It went off perfectly! But, to Henske’s shocked amazement, the client didn’t get the message. In fact, he refused to listen. “No, I’m very happy with you guys, and I don’t want to go anywhere else,” Henske vividly remembered him saying.

When they found out, Henske’s team was more than disappointed. They were downright annoyed.

So, a year later, Henske tried again. This time, the client finally did agree to leave.

But that’s not the end of the story. “He continued to call me for another two years,” said Henske, “just to double-check the advice he was getting from his new advisor.”

With some clients, there is simply no way to win.

When It’s Better To Cut Your Losses
Another example of how it can be better to cut your losses comes from Harold Evensky of Evensky & Katz/Foldes in Miami and Lubbock, Texas.

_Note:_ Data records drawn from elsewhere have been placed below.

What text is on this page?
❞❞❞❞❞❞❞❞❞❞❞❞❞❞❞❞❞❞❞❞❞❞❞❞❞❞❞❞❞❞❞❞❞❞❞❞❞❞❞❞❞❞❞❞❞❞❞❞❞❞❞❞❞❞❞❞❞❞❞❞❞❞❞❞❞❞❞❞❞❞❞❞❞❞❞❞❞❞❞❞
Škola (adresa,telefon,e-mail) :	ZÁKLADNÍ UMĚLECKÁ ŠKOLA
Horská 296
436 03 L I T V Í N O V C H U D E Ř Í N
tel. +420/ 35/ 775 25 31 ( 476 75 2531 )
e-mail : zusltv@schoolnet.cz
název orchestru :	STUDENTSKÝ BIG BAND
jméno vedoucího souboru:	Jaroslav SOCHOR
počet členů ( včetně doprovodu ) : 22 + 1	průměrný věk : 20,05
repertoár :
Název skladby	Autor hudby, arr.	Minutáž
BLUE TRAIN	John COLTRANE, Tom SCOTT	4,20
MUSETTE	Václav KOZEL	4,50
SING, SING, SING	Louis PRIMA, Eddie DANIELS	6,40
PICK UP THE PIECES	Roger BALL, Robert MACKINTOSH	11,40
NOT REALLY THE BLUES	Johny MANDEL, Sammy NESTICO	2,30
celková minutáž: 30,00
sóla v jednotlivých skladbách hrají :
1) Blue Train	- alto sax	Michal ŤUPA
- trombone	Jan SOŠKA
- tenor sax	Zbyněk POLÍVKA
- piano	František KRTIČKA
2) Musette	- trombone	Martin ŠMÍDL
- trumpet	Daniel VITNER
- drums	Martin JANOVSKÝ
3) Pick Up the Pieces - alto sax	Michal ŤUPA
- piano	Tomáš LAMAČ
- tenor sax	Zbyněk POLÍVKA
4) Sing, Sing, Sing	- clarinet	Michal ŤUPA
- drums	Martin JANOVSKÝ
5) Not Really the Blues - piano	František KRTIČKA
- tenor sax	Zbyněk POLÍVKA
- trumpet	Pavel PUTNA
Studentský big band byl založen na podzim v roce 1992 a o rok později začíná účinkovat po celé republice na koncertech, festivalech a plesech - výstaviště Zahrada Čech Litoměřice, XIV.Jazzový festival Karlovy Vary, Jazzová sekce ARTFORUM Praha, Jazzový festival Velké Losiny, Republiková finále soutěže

“My most difficult client was a couple who came in not long after the tech crash,” he recounted. “They were retired and dressed like they had just come out of a GQ makeover.”

Their clothes were expensive—tailored suits that fit to a T, he said. The man was wearing an ascot. Yet they were “beside themselves and panicked about their financial situation,” Evensky said.

They and many of their country club friends had invested heavily in hot tech stocks, believing them to be the “pot of gold at the end of the rainbow.” But when the tech bubble burst, the couple had lost more than half of their savings.

Their dismay was certainly understandable.